Philippe Corcuff : Je me suis efforcé, dans ce petit livre de tâtonnements personnels, qui n’est ni un livre de sociologie, ni un livre de philosophie au sens académique, mais un essai puisant quelques ressources en sciences sociales et en philosophie, de dégager le domaine de l’exploration individuelle et collective du sens et des valeurs de l’existence. J’ai préféré l’appeler spiritualité, car cela fait écho à nombre d’usages ordinaires de ce qui est ressenti comme « spirituel » dans nos sociétés modernes.

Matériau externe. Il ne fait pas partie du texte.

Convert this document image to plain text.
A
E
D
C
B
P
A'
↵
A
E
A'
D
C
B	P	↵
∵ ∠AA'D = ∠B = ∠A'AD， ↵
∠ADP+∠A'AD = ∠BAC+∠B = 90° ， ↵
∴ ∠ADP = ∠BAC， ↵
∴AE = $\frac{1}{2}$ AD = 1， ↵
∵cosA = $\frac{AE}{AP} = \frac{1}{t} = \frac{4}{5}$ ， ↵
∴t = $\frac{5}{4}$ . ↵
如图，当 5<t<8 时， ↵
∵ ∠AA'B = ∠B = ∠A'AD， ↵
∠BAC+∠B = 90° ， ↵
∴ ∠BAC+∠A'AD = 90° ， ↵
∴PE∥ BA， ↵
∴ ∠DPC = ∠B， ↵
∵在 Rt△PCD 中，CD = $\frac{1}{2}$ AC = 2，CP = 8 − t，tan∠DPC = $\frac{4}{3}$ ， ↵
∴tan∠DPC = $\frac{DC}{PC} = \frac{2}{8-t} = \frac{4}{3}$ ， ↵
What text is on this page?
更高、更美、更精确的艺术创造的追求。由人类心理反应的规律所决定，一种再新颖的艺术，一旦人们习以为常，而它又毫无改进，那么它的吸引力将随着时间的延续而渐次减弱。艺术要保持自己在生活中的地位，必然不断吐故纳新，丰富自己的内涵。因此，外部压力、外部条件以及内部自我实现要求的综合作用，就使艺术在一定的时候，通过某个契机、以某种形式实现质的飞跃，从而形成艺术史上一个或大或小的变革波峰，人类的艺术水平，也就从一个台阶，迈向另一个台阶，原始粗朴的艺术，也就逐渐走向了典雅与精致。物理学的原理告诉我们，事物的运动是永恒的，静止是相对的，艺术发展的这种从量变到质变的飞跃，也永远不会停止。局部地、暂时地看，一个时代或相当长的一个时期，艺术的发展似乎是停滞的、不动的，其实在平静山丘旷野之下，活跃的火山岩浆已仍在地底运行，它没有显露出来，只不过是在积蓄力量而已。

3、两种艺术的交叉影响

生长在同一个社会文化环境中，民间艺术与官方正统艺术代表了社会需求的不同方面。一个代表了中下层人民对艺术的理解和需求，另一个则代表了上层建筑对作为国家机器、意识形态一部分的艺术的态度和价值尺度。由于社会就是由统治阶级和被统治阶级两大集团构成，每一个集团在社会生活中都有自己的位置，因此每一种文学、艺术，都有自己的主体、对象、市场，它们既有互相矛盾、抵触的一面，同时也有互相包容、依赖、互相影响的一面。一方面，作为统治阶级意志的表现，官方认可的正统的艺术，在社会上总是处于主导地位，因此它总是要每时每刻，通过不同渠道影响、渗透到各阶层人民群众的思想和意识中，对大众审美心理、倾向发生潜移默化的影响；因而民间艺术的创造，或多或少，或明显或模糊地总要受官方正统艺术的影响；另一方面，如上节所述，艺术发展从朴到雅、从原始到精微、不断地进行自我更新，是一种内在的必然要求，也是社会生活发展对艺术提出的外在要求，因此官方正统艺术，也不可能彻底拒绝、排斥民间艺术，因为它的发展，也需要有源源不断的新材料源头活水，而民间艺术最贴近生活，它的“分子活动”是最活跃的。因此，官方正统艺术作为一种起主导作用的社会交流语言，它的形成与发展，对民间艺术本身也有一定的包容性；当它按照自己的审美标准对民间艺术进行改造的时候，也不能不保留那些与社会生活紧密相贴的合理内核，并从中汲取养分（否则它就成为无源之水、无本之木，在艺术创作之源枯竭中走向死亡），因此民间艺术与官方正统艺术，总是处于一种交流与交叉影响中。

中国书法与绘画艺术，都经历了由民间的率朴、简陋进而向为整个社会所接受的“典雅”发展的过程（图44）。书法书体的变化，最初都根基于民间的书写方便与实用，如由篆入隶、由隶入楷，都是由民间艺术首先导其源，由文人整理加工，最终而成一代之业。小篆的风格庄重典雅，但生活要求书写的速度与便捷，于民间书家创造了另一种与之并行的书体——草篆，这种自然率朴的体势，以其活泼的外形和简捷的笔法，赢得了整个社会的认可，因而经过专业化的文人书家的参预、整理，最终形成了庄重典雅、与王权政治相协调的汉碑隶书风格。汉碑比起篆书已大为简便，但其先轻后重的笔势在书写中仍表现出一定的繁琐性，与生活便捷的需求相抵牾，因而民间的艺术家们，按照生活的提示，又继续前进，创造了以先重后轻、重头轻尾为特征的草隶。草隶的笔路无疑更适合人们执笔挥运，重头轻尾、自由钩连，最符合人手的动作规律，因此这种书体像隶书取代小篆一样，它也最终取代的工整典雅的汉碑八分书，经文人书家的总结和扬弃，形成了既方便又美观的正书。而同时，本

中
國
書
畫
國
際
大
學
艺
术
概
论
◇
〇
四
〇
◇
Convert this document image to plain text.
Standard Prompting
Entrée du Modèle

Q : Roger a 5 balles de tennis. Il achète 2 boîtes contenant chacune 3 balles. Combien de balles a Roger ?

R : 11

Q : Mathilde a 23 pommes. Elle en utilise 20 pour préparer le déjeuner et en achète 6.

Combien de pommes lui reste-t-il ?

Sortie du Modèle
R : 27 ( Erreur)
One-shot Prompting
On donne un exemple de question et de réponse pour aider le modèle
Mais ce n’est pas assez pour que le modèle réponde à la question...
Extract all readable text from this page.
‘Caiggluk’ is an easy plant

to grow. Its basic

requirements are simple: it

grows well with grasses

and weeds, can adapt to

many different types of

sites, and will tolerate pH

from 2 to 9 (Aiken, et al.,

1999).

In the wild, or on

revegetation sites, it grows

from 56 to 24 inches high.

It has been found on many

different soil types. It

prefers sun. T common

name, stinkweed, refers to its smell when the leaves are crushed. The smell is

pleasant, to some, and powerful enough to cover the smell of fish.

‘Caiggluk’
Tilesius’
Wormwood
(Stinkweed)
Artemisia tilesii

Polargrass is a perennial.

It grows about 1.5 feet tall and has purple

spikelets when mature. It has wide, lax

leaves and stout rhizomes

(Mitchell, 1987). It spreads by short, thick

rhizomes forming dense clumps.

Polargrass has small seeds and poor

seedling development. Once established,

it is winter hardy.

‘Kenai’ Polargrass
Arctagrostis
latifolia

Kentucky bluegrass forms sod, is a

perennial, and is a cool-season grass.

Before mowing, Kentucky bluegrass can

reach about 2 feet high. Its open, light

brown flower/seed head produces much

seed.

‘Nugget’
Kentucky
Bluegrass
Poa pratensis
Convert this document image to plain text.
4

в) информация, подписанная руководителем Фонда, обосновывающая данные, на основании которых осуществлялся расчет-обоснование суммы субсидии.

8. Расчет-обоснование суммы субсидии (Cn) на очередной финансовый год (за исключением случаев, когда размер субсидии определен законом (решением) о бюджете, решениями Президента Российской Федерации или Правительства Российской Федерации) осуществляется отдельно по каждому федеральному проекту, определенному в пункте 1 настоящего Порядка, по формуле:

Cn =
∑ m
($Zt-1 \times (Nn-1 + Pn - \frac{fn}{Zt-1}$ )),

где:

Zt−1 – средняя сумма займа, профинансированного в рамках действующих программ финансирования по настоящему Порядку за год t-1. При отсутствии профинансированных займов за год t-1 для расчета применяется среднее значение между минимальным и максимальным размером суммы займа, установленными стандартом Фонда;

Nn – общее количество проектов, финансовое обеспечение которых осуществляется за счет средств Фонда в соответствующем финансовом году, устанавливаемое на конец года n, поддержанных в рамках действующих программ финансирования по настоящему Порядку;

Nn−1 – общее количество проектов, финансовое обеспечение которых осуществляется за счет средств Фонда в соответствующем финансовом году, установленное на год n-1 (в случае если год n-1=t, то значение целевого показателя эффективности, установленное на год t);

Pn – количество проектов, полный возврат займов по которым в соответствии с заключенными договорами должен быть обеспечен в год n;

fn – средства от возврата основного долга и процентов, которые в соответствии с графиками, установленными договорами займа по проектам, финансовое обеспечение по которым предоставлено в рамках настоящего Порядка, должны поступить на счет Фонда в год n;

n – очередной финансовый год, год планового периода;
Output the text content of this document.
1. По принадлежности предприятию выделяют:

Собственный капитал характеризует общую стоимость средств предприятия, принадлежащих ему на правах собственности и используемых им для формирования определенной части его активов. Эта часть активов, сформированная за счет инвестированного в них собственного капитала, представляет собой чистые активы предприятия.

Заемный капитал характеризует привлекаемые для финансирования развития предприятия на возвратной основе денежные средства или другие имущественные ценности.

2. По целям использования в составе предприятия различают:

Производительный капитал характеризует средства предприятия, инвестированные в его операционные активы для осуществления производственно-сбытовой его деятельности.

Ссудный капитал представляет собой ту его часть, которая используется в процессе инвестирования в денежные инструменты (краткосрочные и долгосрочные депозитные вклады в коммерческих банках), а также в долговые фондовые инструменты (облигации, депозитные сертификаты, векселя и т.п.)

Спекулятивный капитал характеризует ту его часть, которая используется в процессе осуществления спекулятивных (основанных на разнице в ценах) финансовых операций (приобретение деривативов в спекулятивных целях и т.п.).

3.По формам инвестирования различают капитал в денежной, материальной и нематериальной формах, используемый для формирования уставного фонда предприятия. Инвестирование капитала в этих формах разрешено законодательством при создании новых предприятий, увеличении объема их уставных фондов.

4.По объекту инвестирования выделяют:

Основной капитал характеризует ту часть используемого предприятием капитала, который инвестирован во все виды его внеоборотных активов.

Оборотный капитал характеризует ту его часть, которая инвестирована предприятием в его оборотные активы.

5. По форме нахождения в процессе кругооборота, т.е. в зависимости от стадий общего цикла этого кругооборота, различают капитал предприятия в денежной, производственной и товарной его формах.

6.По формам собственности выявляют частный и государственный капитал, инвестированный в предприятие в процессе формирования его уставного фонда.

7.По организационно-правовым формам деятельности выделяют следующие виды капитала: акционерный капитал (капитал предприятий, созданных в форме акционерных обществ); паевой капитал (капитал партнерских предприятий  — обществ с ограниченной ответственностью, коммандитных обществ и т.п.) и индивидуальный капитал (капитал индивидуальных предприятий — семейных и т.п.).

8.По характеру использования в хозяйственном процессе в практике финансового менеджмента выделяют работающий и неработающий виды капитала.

Dès l’introduction, j’ai testé cet enracinement ordinaire du spirituel, associant brouillards existentiels et quête du sens, en m’intéressant à des chansons populaires, du « Mal de vivre » de Barbara (1964) à « Maman » de Louane (2015), en passant par « Trop grand pour moi » de France Gall ou « Pauvre Baby Doll » (1981) d’Eddy Mitchell. Mais alors que je suis agnostique et que les usages savants de la notion de spiritualité sont encore très liés au religieux, j’ai été amené à casser le lien exclusif entre le spirituel et les religions, ce qui a déjà été opéré dans l’histoire du mot « spirituel » en France à partir du XVIe siècle.

Certes, j’aurais pu nommer ce domaine « éthique », et j’aurais alors rejoint la caractérisation large de l’éthique proposée par le grand philosophe du XXe siècle Ludwig Wittgenstein (1889-1951) : « l’investigation de ce qui a une valeur, ou de ce qui compte réellement, ou […] l’investigation du sens de la vie, ou de ce qui rend la vie digne d’être vécue, ou de la façon correcte de vivre » (1). Mais nombre de définitions les plus usitées aujourd’hui d’éthique sont nettement plus restreintes.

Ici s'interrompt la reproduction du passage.